12. Benim, Ben! Senin Rabbin! Artık bundan sonra kendine ait takıntılarını bırak. Çünkü sen kutlu bir yolun aralığındasın.
13. Ben seni nebî seçtim; şimdi vahyolunacak şeylere iyi kulak ver, algıla.
14. İlah olarak sadece ben varım, muhakkak ki, Allah Benim. Artık bundan sonra benim kulum olduğunu bil ve salatı ikame et / bana bağlı olmanın bilinciyle hareket et, Beni anlama ve anlatma gayreti içinde ol. 253
15. Muhakkak ki, bu dünyanın sonu gelecektir, neredeyse o gizlendi ki, herkes çalışmalarının karşılığı için gayret göstersin.
16. Dikkat et! Dünyanın sonunun gelmesine inanmayıp, arzulan peşinde giden kimseler, seni gerçeklerin arayışından alıkoymasın Sonra kendine yazık edersin
SORULU CEVAPLI ÖĞRETME-EĞİTME YÖNTEMİ
17. Şu elindeki şey nedir? Ey Musa!
18. Musa dedi: “O, bastondur; yürürken ona dayanırım, onunla davarlarıma ağaçlardan yaprak çırparım ve onun bana daha başka yararları da var.”
19. Denildi: Artık o bastonu at; çobanlığı bırak, Ey Musa!
20. Böylece Musa, bastonu attı, çobanlığı bıraktı. Artık bundan sonra onun dayanağı / bastonu bilgilenmektir, Rab adına çalışmaktır.
21. Denildi: Sen bilgiye dayan, Ey Musa! Korkma bilgilenmekle sen, önceki çobanlık halinden başka bir hale döneceksin.
22. Diğer kanıtlarınızla birlikte, kendini ayetlerimiz doğrultusunda geliştir ve her türlü kötülüklerden temizlenerek o gücü lekesiz olarak ortaya çıkar.

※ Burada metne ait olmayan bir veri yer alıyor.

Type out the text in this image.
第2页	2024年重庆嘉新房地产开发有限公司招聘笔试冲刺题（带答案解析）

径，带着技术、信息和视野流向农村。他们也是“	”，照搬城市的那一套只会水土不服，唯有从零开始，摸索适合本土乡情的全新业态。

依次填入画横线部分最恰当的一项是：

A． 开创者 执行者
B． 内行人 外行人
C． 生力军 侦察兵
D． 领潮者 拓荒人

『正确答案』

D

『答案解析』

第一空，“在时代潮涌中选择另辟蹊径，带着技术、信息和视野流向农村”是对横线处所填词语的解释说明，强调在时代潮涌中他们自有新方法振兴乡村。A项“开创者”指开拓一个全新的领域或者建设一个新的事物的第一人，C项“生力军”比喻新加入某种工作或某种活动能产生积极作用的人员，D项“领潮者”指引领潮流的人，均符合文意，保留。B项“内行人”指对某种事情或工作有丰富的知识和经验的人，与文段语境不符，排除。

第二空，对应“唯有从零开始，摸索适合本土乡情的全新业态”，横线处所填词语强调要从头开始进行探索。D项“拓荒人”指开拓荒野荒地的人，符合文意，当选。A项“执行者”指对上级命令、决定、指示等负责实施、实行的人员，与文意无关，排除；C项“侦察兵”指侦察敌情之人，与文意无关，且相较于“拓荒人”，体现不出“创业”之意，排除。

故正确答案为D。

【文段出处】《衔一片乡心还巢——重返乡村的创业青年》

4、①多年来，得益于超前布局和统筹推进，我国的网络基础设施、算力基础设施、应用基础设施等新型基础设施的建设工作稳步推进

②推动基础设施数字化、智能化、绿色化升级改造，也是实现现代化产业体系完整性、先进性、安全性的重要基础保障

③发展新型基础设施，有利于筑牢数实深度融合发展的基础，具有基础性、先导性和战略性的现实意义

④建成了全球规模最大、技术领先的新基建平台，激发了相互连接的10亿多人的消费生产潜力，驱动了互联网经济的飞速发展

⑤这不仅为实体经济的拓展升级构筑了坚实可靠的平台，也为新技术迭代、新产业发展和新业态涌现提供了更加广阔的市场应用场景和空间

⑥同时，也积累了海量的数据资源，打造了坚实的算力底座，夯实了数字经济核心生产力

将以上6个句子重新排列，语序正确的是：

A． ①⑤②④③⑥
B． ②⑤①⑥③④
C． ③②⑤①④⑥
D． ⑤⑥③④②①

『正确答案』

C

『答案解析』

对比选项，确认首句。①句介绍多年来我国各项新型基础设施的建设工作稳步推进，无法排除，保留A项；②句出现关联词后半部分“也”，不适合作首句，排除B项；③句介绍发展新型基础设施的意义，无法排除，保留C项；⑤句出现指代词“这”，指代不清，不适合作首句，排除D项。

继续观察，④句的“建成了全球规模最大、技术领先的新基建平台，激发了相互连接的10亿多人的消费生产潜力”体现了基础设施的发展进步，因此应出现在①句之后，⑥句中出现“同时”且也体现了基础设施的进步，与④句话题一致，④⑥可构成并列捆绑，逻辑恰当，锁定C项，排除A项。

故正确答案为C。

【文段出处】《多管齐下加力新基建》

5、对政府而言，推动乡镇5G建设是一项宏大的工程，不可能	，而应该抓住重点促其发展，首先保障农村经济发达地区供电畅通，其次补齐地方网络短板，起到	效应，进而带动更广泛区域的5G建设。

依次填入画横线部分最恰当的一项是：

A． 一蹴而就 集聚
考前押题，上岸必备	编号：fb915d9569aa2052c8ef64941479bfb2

23. Sana yüce ayetlerimizden anlatacağız.

24. Sen firavuna git, çünkü o büyüklük taslayanlardan oldu. 254

MUSA’NIN İSTEĞİ
25. Musa dedi: “Rabbim! Gerçeklerinle gönlümü genişlet.”

26. “Görevimde bana kolaylık sağla.”
27. “Gerçeklerini anlatmam için konuşmama akıcılık ver ki,”
28. “Sözlerimi iyi anlasınlar.”
29. “Ailemden birini bana yardımcı yap,”
30. “Kardeşim Harun’u.”
31. “Onunla beni güçlendir.”
32. “Görevimde onu bana ortak et ki,”
33. “Seni çokça noksan sıfatlardan uzak tutalım.
34. “Senin buyruklarını başarıyla yerine getirelim.”
35. “Muhakkak ki, Sen bizi görmektesin.”

ALLAH’IN MUSA’YA YANITI VE YAŞAMINDAN HATIRLATMALAR

36. Allah buyurdu: İstediklerin sana verilmiştir, ey Musa!
37. Doğrusu Biz sana, genellikle daha başka iyiliklerde de bulunmuştuk, ey Musa!
38. Hani bir zaman, bilip yapması gereken şeyi. Biz annene vahyetmiştik.245

39. Bebeği sandığın içine koy, sonra sandığı nehire bırak; böylece nehir onu sahile atar. Bana düşmanlık eden ve ona / Musa’ya da düşman olacak olan sandığı alır. Benim gözetimim altında, rahat bir şekilde yetiştirilsin diye üzerine tarafımdan bir muhabbet, bir sevgi koydum.

40. O zaman nehir boyu sandığı takip eden kız kardeşin de firavuna gidip, “Bu çocuğa bakacak birisini size bulayım mı?” diye sordu. Böylece, içi rahatlasın ve üzülmesin diye seni annene tekrar kavuşturduk. Sonra sen, bir kişiyi öldürmüştün de Biz seni sıkıntıdan, endişeden kurtarmış ve çeşitli denemelerden geçirmiştik. Sonra yıllar boyu Medyen halkı arasında kaldın. İşte bu duruma, Hakk’ın takdiri üzere geldin, ey Musa!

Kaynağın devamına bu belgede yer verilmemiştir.